A pre-Christmas poll by the Reuters news agency of several dozen analysts pointed to a likely strengthening of the Czech crown next year, bolstered by the anti-inflationary policy of the Czech National Bank’s (ČNB). Many analysts predict two rate hikes in the first half of 2019.
As widely expected, the Czech central bank kept its main rate on hold at 1.75 percent at its final policy-setting meeting of the year, held on December 20th – after an exceptional four straight increases of 25 basis points each in 2018 between June and November.
The weaker the crown, the more the ČNB will raise rates in 2019 to push back the annual inflation rate, which dropped to 2.0 percent in November – the central bank’s target – from 2.2 percent in October.
As noted by ČNB Governor Jiří Rusnok last week, the domestic economy still warrants a degree of tightening.

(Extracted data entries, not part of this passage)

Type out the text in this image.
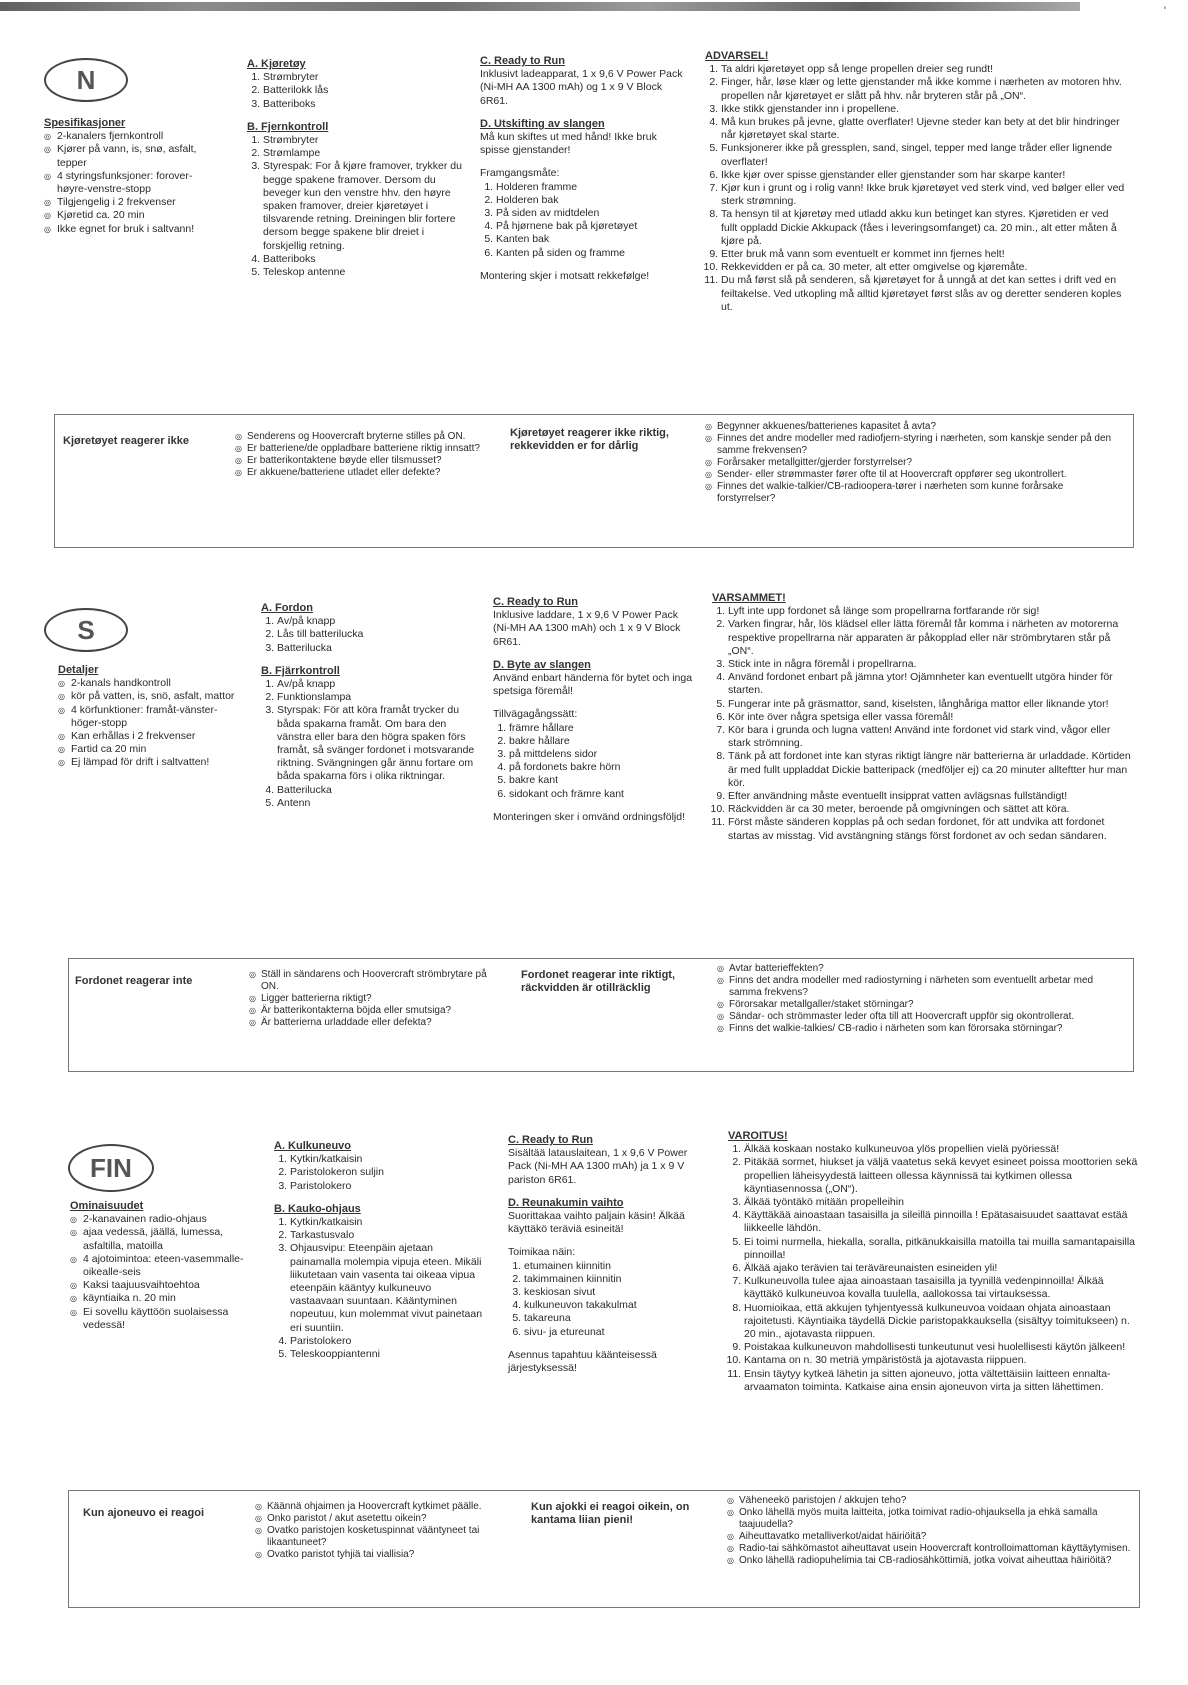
'
N
Spesifikasjoner
◎ 2-kanalers fjernkontroll
◎ Kjører på vann, is, snø, asfalt, tepper
◎ 4 styringsfunksjoner: forover-høyre-venstre-stopp
◎ Tilgjengelig i 2 frekvenser
◎ Kjøretid ca. 20 min
◎ Ikke egnet for bruk i saltvann!
A. Kjøretøy
1. Strømbryter
2. Batterilokk lås
3. Batteriboks
B. Fjernkontroll
1. Strømbryter
2. Strømlampe
3. Styrespak: For å kjøre framover, trykker du begge spakene framover. Dersom du beveger kun den venstre hhv. den høyre spaken framover, dreier kjøretøyet i tilsvarende retning. Dreiningen blir fortere dersom begge spakene blir dreiet i forskjellig retning.
4. Batteriboks
5. Teleskop antenne
C. Ready to Run

Inklusivt ladeapparat, 1 x 9,6 V Power Pack (Ni-MH AA 1300 mAh) og 1 x 9 V Block 6R61.

D. Utskifting av slangen

Må kun skiftes ut med hånd! Ikke bruk spisse gjenstander!

Framgangsmåte:

1. Holderen framme
2. Holderen bak
3. På siden av midtdelen
4. På hjørnene bak på kjøretøyet
5. Kanten bak
6. Kanten på siden og framme

Montering skjer i motsatt rekkefølge!

ADVARSEL!
1. Ta aldri kjøretøyet opp så lenge propellen dreier seg rundt!
2. Finger, hår, løse klær og lette gjenstander må ikke komme i nærheten av motoren hhv. propellen når kjøretøyet er slått på hhv. når bryteren står på „ON“.
3. Ikke stikk gjenstander inn i propellene.
4. Må kun brukes på jevne, glatte overflater! Ujevne steder kan bety at det blir hindringer når kjøretøyet skal starte.
5. Funksjonerer ikke på gressplen, sand, singel, tepper med lange tråder eller lignende overflater!
6. Ikke kjør over spisse gjenstander eller gjenstander som har skarpe kanter!
7. Kjør kun i grunt og i rolig vann! Ikke bruk kjøretøyet ved sterk vind, ved bølger eller ved sterk strømning.
8. Ta hensyn til at kjøretøy med utladd akku kun betinget kan styres. Kjøretiden er ved fullt oppladd Dickie Akkupack (fåes i leveringsomfanget) ca. 20 min., alt etter måten å kjøre på.
9. Etter bruk må vann som eventuelt er kommet inn fjernes helt!
10. Rekkevidden er på ca. 30 meter, alt etter omgivelse og kjøremåte.
11. Du må først slå på senderen, så kjøretøyet for å unngå at det kan settes i drift ved en feiltakelse. Ved utkopling må alltid kjøretøyet først slås av og deretter senderen koples ut.
Kjøretøyet reagerer ikke
◎	Senderens og Hoovercraft bryterne stilles på ON.
◎ Er batteriene/de oppladbare batteriene riktig innsatt?
◎ Er batterikontaktene bøyde eller tilsmusset?
◎ Er akkuene/batteriene utladet eller defekte?
Kjøretøyet reagerer ikke riktig, rekkevidden er for dårlig
◎ Begynner akkuenes/batterienes kapasitet å avta?
◎ Finnes det andre modeller med radiofjern-styring i nærheten, som kanskje sender på den samme frekvensen?
◎ Forårsaker metallgitter/gjerder forstyrrelser?
◎ Sender- eller strømmaster fører ofte til at Hoovercraft oppfører seg ukontrollert.
◎ Finnes det walkie-talkier/CB-radioopera-tører i nærheten som kunne forårsake forstyrrelser?
S
Detaljer
◎ 2-kanals handkontroll
◎ kör på vatten, is, snö, asfalt, mattor
◎ 4 körfunktioner: framåt-vänster-höger-stopp
◎ Kan erhållas i 2 frekvenser
◎ Fartid ca 20 min
◎ Ej lämpad för drift i saltvatten!
A. Fordon
1. Av/på knapp
2. Lås till batterilucka
3. Batterilucka
B. Fjärrkontroll
1. Av/på knapp
2. Funktionslampa
3. Styrspak: För att köra framåt trycker du båda spakarna framåt. Om bara den vänstra eller bara den högra spaken förs framåt, så svänger fordonet i motsvarande riktning. Svängningen går ännu fortare om båda spakarna förs i olika riktningar.
4. Batterilucka
5. Antenn
C. Ready to Run

Inklusive laddare, 1 x 9,6 V Power Pack (Ni-MH AA 1300 mAh) och 1 x 9 V Block 6R61.

D. Byte av slangen

Använd enbart händerna för bytet och inga spetsiga föremål!

Tillvägagångssätt:

1. främre hållare
2. bakre hållare
3. på mittdelens sidor
4. på fordonets bakre hörn
5. bakre kant
6. sidokant och främre kant

Monteringen sker i omvänd ordningsföljd!

VARSAMMET!
1. Lyft inte upp fordonet så länge som propellrarna fortfarande rör sig!
2. Varken fingrar, hår, lös klädsel eller lätta föremål får komma i närheten av motorerna respektive propellrarna när apparaten är påkopplad eller när strömbrytaren står på „ON“.
3. Stick inte in några föremål i propellrarna.
4. Använd fordonet enbart på jämna ytor! Ojämnheter kan eventuellt utgöra hinder för starten.
5. Fungerar inte på gräsmattor, sand, kiselsten, långhåriga mattor eller liknande ytor!
6. Kör inte över några spetsiga eller vassa föremål!
7. Kör bara i grunda och lugna vatten! Använd inte fordonet vid stark vind, vågor eller stark strömning.
8. Tänk på att fordonet inte kan styras riktigt längre när batterierna är urladdade. Körtiden är med fullt uppladdat Dickie batteripack (medföljer ej) ca 20 minuter allteftter hur man kör.
9. Efter användning måste eventuellt insipprat vatten avlägsnas fullständigt!
10. Räckvidden är ca 30 meter, beroende på omgivningen och sättet att köra.
11. Först måste sänderen kopplas på och sedan fordonet, för att undvika att fordonet startas av misstag. Vid avstängning stängs först fordonet av och sedan sändaren.
Fordonet reagerar inte
◎ Ställ in sändarens och Hoovercraft strömbrytare på ON.
◎ Ligger batterierna riktigt?
◎ Är batterikontakterna böjda eller smutsiga?
◎ Är batterierna urladdade eller defekta?
Fordonet reagerar inte riktigt, räckvidden är otillräcklig
◎ Avtar batterieffekten?
◎ Finns det andra modeller med radiostyrning i närheten som eventuellt arbetar med samma frekvens?
◎ Förorsakar metallgaller/staket störningar?
◎ Sändar- och strömmaster leder ofta till att Hoovercraft uppför sig okontrollerat.
◎ Finns det walkie-talkies/ CB-radio i närheten som kan förorsaka störningar?
FIN
Ominaisuudet
◎ 2-kanavainen radio-ohjaus
◎ ajaa vedessä, jäällä, lumessa, asfaltilla, matoilla
◎ 4 ajotoimintoa: eteen-vasemmalle-oikealle-seis
◎ Kaksi taajuusvaihtoehtoa
◎ käyntiaika n. 20 min
◎ Ei sovellu käyttöön suolaisessa vedessä!
A. Kulkuneuvo
1. Kytkin/katkaisin
2. Paristolokeron suljin
3. Paristolokero
B. Kauko-ohjaus
1. Kytkin/katkaisin
2. Tarkastusvalo
3. Ohjausvipu: Eteenpäin ajetaan painamalla molempia vipuja eteen. Mikäli liikutetaan vain vasenta tai oikeaa vipua eteenpäin kääntyy kulkuneuvo vastaavaan suuntaan. Kääntyminen nopeutuu, kun molemmat vivut painetaan eri suuntiin.
4. Paristolokero
5. Teleskooppiantenni
C. Ready to Run

Sisältää latauslaitean, 1 x 9,6 V Power Pack (Ni-MH AA 1300 mAh) ja 1 x 9 V pariston 6R61.

D. Reunakumin vaihto

Suorittakaa vaihto paljain käsin! Älkää käyttäkö teräviä esineitä!

Toimikaa näin:

1. etumainen kiinnitin
2. takimmainen kiinnitin
3. keskiosan sivut
4. kulkuneuvon takakulmat
5. takareuna
6. sivu- ja etureunat

Asennus tapahtuu käänteisessä järjestyksessä!

VAROITUS!
1. Älkää koskaan nostako kulkuneuvoa ylös propellien vielä pyöriessä!
2. Pitäkää sormet, hiukset ja väljä vaatetus sekä kevyet esineet poissa moottorien sekä propellien läheisyydestä laitteen ollessa käynnissä tai kytkimen ollessa käyntiasennossa („ON“).
3. Älkää työntäkö mitään propelleihin
4. Käyttäkää ainoastaan tasaisilla ja sileillä pinnoilla ! Epätasaisuudet saattavat estää liikkeelle lähdön.
5. Ei toimi nurmella, hiekalla, soralla, pitkänukkaisilla matoilla tai muilla samantapaisilla pinnoilla!
6. Älkää ajako terävien tai teräväreunaisten esineiden yli!
7. Kulkuneuvolla tulee ajaa ainoastaan tasaisilla ja tyynillä vedenpinnoilla! Älkää käyttäkö kulkuneuvoa kovalla tuulella, aallokossa tai virtauksessa.
8. Huomioikaa, että akkujen tyhjentyessä kulkuneuvoa voidaan ohjata ainoastaan rajoitetusti. Käyntiaika täydellä Dickie paristopakkauksella (sisältyy toimitukseen) n. 20 min., ajotavasta riippuen.
9. Poistakaa kulkuneuvon mahdollisesti tunkeutunut vesi huolellisesti käytön jälkeen!
10. Kantama on n. 30 metriä ympäristöstä ja ajotavasta riippuen.
11. Ensin täytyy kytkeä lähetin ja sitten ajoneuvo, jotta vältettäisiin laitteen ennalta-arvaamaton toiminta. Katkaise aina ensin ajoneuvon virta ja sitten lähettimen.
Kun ajoneuvo ei reagoi
◎ Käännä ohjaimen ja Hoovercraft kytkimet päälle.
◎ Onko paristot / akut asetettu oikein?
◎ Ovatko paristojen kosketuspinnat vääntyneet tai likaantuneet?
◎ Ovatko paristot tyhjiä tai viallisia?
Kun ajokki ei reagoi oikein, on kantama liian pieni!
◎ Väheneekö paristojen / akkujen teho?
◎ Onko lähellä myös muita laitteita, jotka toimivat radio-ohjauksella ja ehkä samalla taajuudella?
◎ Aiheuttavatko metalliverkot/aidat häiriöitä?
◎ Radio-tai sähkömastot aiheuttavat usein Hoovercraft kontrolloimattoman käyttäytymisen.
◎ Onko lähellä radiopuhelimia tai CB-radiosähköttimiä, jotka voivat aiheuttaa häiriöitä?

He also pointed out that the majority of the bank board was inclined towards further normalisation towards the neutral rate.
So, analysts expect that the cycle may not be over, with some predicting at two or even three additional hikes in 2019, and certainly at least one in the first six months of the year.
Commerzbank analysts said in their “Strategic Currency Briefing” note for December that they assume two further interest rate hikes of 25 basis points each in the first half of 2019.
Analysts at ING Bank also said they expect the central bank to push with a February hike and deliver at least additional one more hike in 2019, unless there is a sharp deterioration in the global outlook.
“Even if the next inflation report in February will show less need for the overall scale of tightening, the environment has not deteriorated so significantly for the ČNB to move away from currently 5-6 implied rate hikes signalled for 2019 (combination of FX and interest rates),” ING Bank said in a note.
The central bank’s projections assume the crown will rally about 6 percent in 2019. According to the ČNB, a 1 percent exchange-rate gain delivers roughly the same amount of monetary tightening as a 25 basis-point rate increase.
Meanwhile, the Czech economy is driven mainly by private consumption, which is expected to have slowed to 3.0 percent for full-year 2018. Czech consumption is cooling in part due to some sectors reaching production limits, with the chronic labour shortage a major factor.
Currently, Brexit is considered to be the main negative risk for domestic economic growth, while investment growth is set to slow after peaking in 2018. The competitiveness of Czech exports could also be affected by increasing real unit labour costs.